Forget for a second, the open insinuation that Zambrano is a big baby, the logistics of that scenario are puzzling. Maddux is quite slender. Zambrano is quite grande. How would that work?

"Strong back, baby," he said.

Maddux went on to express his respect for Zambrano's skills, going back to his days coaching against him in Milwaukee. He called him "the best thing since sliced bread" once upon a time.

"He's a great competitor," Maddux said. "He was the best pitcher in the National League. That's what I have in my mind about him. I've seen him dominate."

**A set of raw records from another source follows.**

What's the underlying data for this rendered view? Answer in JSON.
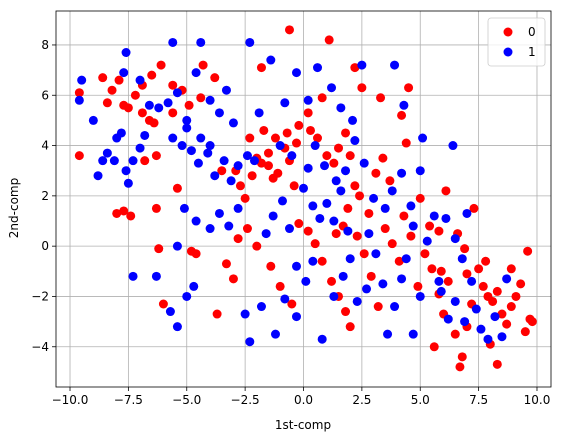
{
  "chart_data": {
    "type": "scatter",
    "xlabel": "1st-comp",
    "ylabel": "2nd-comp",
    "xlim": [
      -10.6,
      10.6
    ],
    "ylim": [
      -5.6,
      9.35
    ],
    "x_ticks": [
      -10.0,
      -7.5,
      -5.0,
      -2.5,
      0.0,
      2.5,
      5.0,
      7.5,
      10.0
    ],
    "x_tick_labels": [
      "−10.0",
      "−7.5",
      "−5.0",
      "−2.5",
      "0.0",
      "2.5",
      "5.0",
      "7.5",
      "10.0"
    ],
    "y_ticks": [
      -4,
      -2,
      0,
      2,
      4,
      6,
      8
    ],
    "y_tick_labels": [
      "−4",
      "−2",
      "0",
      "2",
      "4",
      "6",
      "8"
    ],
    "grid": true,
    "legend_position": "upper-right",
    "series": [
      {
        "name": "0",
        "color": "#ff0000",
        "points": [
          [
            -9.6,
            6.1
          ],
          [
            -9.6,
            3.6
          ],
          [
            -8.6,
            6.7
          ],
          [
            -8.4,
            5.7
          ],
          [
            -8.2,
            6.2
          ],
          [
            -7.7,
            5.6
          ],
          [
            -7.5,
            5.5
          ],
          [
            -7.9,
            6.6
          ],
          [
            -7.2,
            6.0
          ],
          [
            -6.9,
            5.3
          ],
          [
            -6.6,
            5.0
          ],
          [
            -6.4,
            4.9
          ],
          [
            -6.3,
            3.6
          ],
          [
            -6.8,
            3.4
          ],
          [
            -6.1,
            7.2
          ],
          [
            -6.5,
            6.8
          ],
          [
            -5.6,
            6.4
          ],
          [
            -5.2,
            6.2
          ],
          [
            -5.6,
            5.3
          ],
          [
            -4.9,
            5.6
          ],
          [
            -4.4,
            5.9
          ],
          [
            -4.3,
            7.2
          ],
          [
            -3.8,
            6.7
          ],
          [
            -6.9,
            6.4
          ],
          [
            -8.0,
            1.3
          ],
          [
            -7.7,
            1.4
          ],
          [
            -7.4,
            1.2
          ],
          [
            -6.3,
            1.5
          ],
          [
            -6.2,
            -0.1
          ],
          [
            -6.0,
            -2.3
          ],
          [
            -5.4,
            2.3
          ],
          [
            -4.8,
            -0.2
          ],
          [
            -4.6,
            -0.3
          ],
          [
            -3.7,
            -2.7
          ],
          [
            -3.3,
            -0.7
          ],
          [
            -3.0,
            -1.3
          ],
          [
            -3.5,
            3.0
          ],
          [
            -2.9,
            3.0
          ],
          [
            -2.7,
            2.4
          ],
          [
            -2.5,
            1.9
          ],
          [
            -2.2,
            2.8
          ],
          [
            -2.0,
            3.5
          ],
          [
            -1.8,
            3.3
          ],
          [
            -1.5,
            3.7
          ],
          [
            -1.5,
            3.2
          ],
          [
            -1.3,
            2.7
          ],
          [
            -1.1,
            2.9
          ],
          [
            -0.8,
            3.9
          ],
          [
            -0.6,
            3.4
          ],
          [
            -0.4,
            2.4
          ],
          [
            -1.2,
            4.3
          ],
          [
            -0.7,
            4.5
          ],
          [
            -0.2,
            4.8
          ],
          [
            0.3,
            4.6
          ],
          [
            0.6,
            4.3
          ],
          [
            1.0,
            3.6
          ],
          [
            1.3,
            3.3
          ],
          [
            1.5,
            3.9
          ],
          [
            1.8,
            4.5
          ],
          [
            2.0,
            3.6
          ],
          [
            2.2,
            2.4
          ],
          [
            2.4,
            2.0
          ],
          [
            1.9,
            1.5
          ],
          [
            1.7,
            0.8
          ],
          [
            1.4,
            0.5
          ],
          [
            -2.8,
            0.3
          ],
          [
            -2.4,
            0.7
          ],
          [
            -2.0,
            0.0
          ],
          [
            -1.4,
            -0.8
          ],
          [
            -1.0,
            -1.6
          ],
          [
            -0.5,
            -2.3
          ],
          [
            -0.2,
            0.9
          ],
          [
            0.2,
            0.6
          ],
          [
            0.5,
            0.1
          ],
          [
            0.8,
            -0.6
          ],
          [
            1.2,
            -1.4
          ],
          [
            1.5,
            -2.0
          ],
          [
            1.8,
            -2.6
          ],
          [
            2.0,
            -3.2
          ],
          [
            -1.8,
            7.1
          ],
          [
            -0.6,
            8.6
          ],
          [
            1.1,
            8.2
          ],
          [
            2.2,
            7.1
          ],
          [
            2.5,
            6.3
          ],
          [
            0.8,
            5.9
          ],
          [
            0.2,
            5.3
          ],
          [
            -0.3,
            4.1
          ],
          [
            -1.7,
            4.6
          ],
          [
            -2.3,
            4.3
          ],
          [
            2.3,
            0.4
          ],
          [
            2.6,
            -0.3
          ],
          [
            2.9,
            -1.2
          ],
          [
            3.2,
            -2.4
          ],
          [
            3.5,
            0.7
          ],
          [
            3.8,
            0.1
          ],
          [
            4.1,
            -0.6
          ],
          [
            4.3,
            1.2
          ],
          [
            4.6,
            0.4
          ],
          [
            4.9,
            -1.6
          ],
          [
            5.2,
            -0.3
          ],
          [
            5.5,
            -0.9
          ],
          [
            5.8,
            -1.9
          ],
          [
            6.0,
            -2.7
          ],
          [
            3.4,
            3.5
          ],
          [
            3.7,
            2.6
          ],
          [
            4.2,
            5.2
          ],
          [
            4.4,
            4.1
          ],
          [
            4.5,
            6.3
          ],
          [
            3.3,
            5.9
          ],
          [
            5.0,
            1.9
          ],
          [
            5.4,
            0.8
          ],
          [
            2.8,
            1.3
          ],
          [
            3.1,
            2.9
          ],
          [
            5.6,
            -4.0
          ],
          [
            6.2,
            -1.4
          ],
          [
            6.5,
            -3.5
          ],
          [
            6.7,
            -4.8
          ],
          [
            6.8,
            -4.4
          ],
          [
            7.0,
            -3.2
          ],
          [
            7.2,
            -2.3
          ],
          [
            7.5,
            -0.9
          ],
          [
            7.7,
            -1.6
          ],
          [
            7.9,
            -2.0
          ],
          [
            8.1,
            -2.2
          ],
          [
            8.3,
            -1.8
          ],
          [
            8.5,
            -2.7
          ],
          [
            8.7,
            -3.1
          ],
          [
            8.9,
            -2.4
          ],
          [
            9.1,
            -2.0
          ],
          [
            9.3,
            -1.5
          ],
          [
            9.5,
            -3.4
          ],
          [
            9.7,
            -2.9
          ],
          [
            9.8,
            -3.0
          ],
          [
            9.6,
            -0.2
          ],
          [
            8.9,
            -0.9
          ],
          [
            8.3,
            -4.7
          ],
          [
            7.0,
            -1.1
          ],
          [
            6.6,
            0.5
          ],
          [
            7.3,
            1.5
          ],
          [
            7.8,
            -0.6
          ],
          [
            8.0,
            -3.9
          ],
          [
            5.9,
            -1.0
          ],
          [
            6.1,
            2.2
          ],
          [
            5.8,
            0.6
          ],
          [
            6.9,
            -0.1
          ]
        ]
      },
      {
        "name": "1",
        "color": "#0000ff",
        "points": [
          [
            -9.6,
            5.8
          ],
          [
            -9.5,
            6.6
          ],
          [
            -9.0,
            5.0
          ],
          [
            -8.8,
            2.8
          ],
          [
            -8.6,
            3.4
          ],
          [
            -8.4,
            3.7
          ],
          [
            -8.1,
            3.4
          ],
          [
            -8.0,
            4.3
          ],
          [
            -7.8,
            4.5
          ],
          [
            -7.7,
            6.9
          ],
          [
            -7.6,
            3.0
          ],
          [
            -7.5,
            2.5
          ],
          [
            -7.3,
            3.4
          ],
          [
            -7.0,
            3.9
          ],
          [
            -6.8,
            4.4
          ],
          [
            -7.6,
            7.7
          ],
          [
            -7.0,
            6.6
          ],
          [
            -6.6,
            5.6
          ],
          [
            -6.2,
            5.5
          ],
          [
            -5.8,
            5.7
          ],
          [
            -5.4,
            6.1
          ],
          [
            -5.0,
            5.0
          ],
          [
            -5.6,
            8.1
          ],
          [
            -4.6,
            6.9
          ],
          [
            -4.4,
            8.1
          ],
          [
            -4.0,
            5.8
          ],
          [
            -3.6,
            5.3
          ],
          [
            -3.3,
            6.2
          ],
          [
            -3.0,
            4.9
          ],
          [
            -5.6,
            4.3
          ],
          [
            -5.2,
            4.0
          ],
          [
            -4.8,
            3.8
          ],
          [
            -4.5,
            3.3
          ],
          [
            -4.1,
            3.7
          ],
          [
            -3.8,
            2.8
          ],
          [
            -3.4,
            3.4
          ],
          [
            -3.1,
            2.6
          ],
          [
            -2.8,
            3.2
          ],
          [
            -2.4,
            3.6
          ],
          [
            -2.1,
            3.4
          ],
          [
            -5.0,
            4.7
          ],
          [
            -4.4,
            4.3
          ],
          [
            -4.0,
            4.0
          ],
          [
            -7.3,
            -1.2
          ],
          [
            -6.3,
            -1.2
          ],
          [
            -5.7,
            -2.6
          ],
          [
            -5.4,
            -3.2
          ],
          [
            -5.0,
            -2.0
          ],
          [
            -4.7,
            -1.6
          ],
          [
            -5.4,
            0.0
          ],
          [
            -5.1,
            1.5
          ],
          [
            -4.6,
            1.0
          ],
          [
            -4.0,
            0.7
          ],
          [
            -3.6,
            1.3
          ],
          [
            -3.2,
            0.8
          ],
          [
            -2.8,
            1.5
          ],
          [
            -2.5,
            -2.7
          ],
          [
            -2.3,
            -3.8
          ],
          [
            -1.8,
            -2.4
          ],
          [
            -1.2,
            -3.5
          ],
          [
            -0.8,
            -2.1
          ],
          [
            -0.3,
            -2.8
          ],
          [
            0.1,
            -1.4
          ],
          [
            0.4,
            -0.6
          ],
          [
            0.8,
            -3.7
          ],
          [
            1.3,
            -2.0
          ],
          [
            1.7,
            -1.2
          ],
          [
            2.0,
            -0.5
          ],
          [
            2.3,
            -2.2
          ],
          [
            2.7,
            -1.7
          ],
          [
            -1.6,
            0.5
          ],
          [
            -1.3,
            1.2
          ],
          [
            -0.9,
            1.8
          ],
          [
            -0.6,
            0.7
          ],
          [
            -0.3,
            -0.8
          ],
          [
            0.0,
            2.3
          ],
          [
            0.4,
            1.6
          ],
          [
            0.7,
            1.1
          ],
          [
            1.0,
            1.7
          ],
          [
            1.3,
            1.0
          ],
          [
            1.6,
            2.2
          ],
          [
            1.9,
            0.6
          ],
          [
            -2.3,
            8.1
          ],
          [
            -1.4,
            7.4
          ],
          [
            -0.3,
            6.9
          ],
          [
            0.6,
            7.1
          ],
          [
            1.2,
            6.3
          ],
          [
            1.6,
            5.5
          ],
          [
            2.1,
            5.0
          ],
          [
            0.2,
            5.8
          ],
          [
            -0.8,
            5.7
          ],
          [
            -1.9,
            5.3
          ],
          [
            2.5,
            7.2
          ],
          [
            3.9,
            7.2
          ],
          [
            4.3,
            5.6
          ],
          [
            -1.0,
            4.0
          ],
          [
            -0.5,
            3.6
          ],
          [
            0.2,
            3.1
          ],
          [
            0.5,
            4.0
          ],
          [
            0.9,
            3.2
          ],
          [
            1.4,
            2.6
          ],
          [
            1.8,
            3.0
          ],
          [
            2.2,
            4.2
          ],
          [
            2.6,
            3.3
          ],
          [
            2.8,
            0.5
          ],
          [
            3.1,
            -0.3
          ],
          [
            3.4,
            -1.5
          ],
          [
            3.6,
            -3.5
          ],
          [
            3.9,
            -2.4
          ],
          [
            4.2,
            -1.3
          ],
          [
            4.4,
            -0.5
          ],
          [
            4.7,
            -3.5
          ],
          [
            5.0,
            -2.0
          ],
          [
            5.3,
            0.2
          ],
          [
            5.6,
            1.2
          ],
          [
            5.9,
            -1.8
          ],
          [
            6.2,
            -2.9
          ],
          [
            6.5,
            -2.2
          ],
          [
            6.8,
            -0.5
          ],
          [
            3.8,
            2.2
          ],
          [
            4.2,
            2.9
          ],
          [
            4.6,
            1.6
          ],
          [
            5.0,
            3.0
          ],
          [
            5.1,
            4.3
          ],
          [
            4.7,
            0.8
          ],
          [
            3.5,
            1.5
          ],
          [
            3.0,
            1.9
          ],
          [
            6.1,
            1.1
          ],
          [
            6.4,
            4.0
          ],
          [
            6.9,
            -3.0
          ],
          [
            7.2,
            -1.4
          ],
          [
            7.4,
            -2.5
          ],
          [
            7.6,
            -3.3
          ],
          [
            7.9,
            -3.7
          ],
          [
            8.2,
            -2.8
          ],
          [
            8.5,
            -3.6
          ],
          [
            8.7,
            -1.3
          ],
          [
            6.5,
            0.3
          ],
          [
            7.0,
            1.3
          ],
          [
            5.8,
            -1.4
          ]
        ]
      }
    ]
  }
}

With the Cubs desperate to peddle Zambrano and his onerous contract year, Maddux couldn't have been a better salesman if he were pushing Cubs Convention passes. ("Sixty bucks to take a picture with Jason McLeod and check out a herd of old ladies in Theriot jerseys? It's like we're paying you, man.")

Because the Cubs are now one of those "sabermetric" teams, after years of living in relative seclusion, Maddux was asked if he's into advanced statistics and all that jazz.

"It's art, you can make some things out of them," he said. "But there's a lot of real stuff to them also. Good numbers don't lie. Bad numbers can be a little deceptive. You use all the information you can, but when it comes down to it, you gotta trust yourself, trust your players and try to put your players in positions where they can succeed."

That was probably his best answer, and I wish I had turned around to see if Jed Hoyer was in the back of the room fist-pumping. That's exactly what Hoyer and Epstein want to hear. Part of the Cubs Way we keep hearing about is a blend of new and old philosophies, and Maddux seems to fit the bill perfectly.

I think I just met the next Cubs manager.

Jon Greenberg is a columnist for ESPNChicago.com.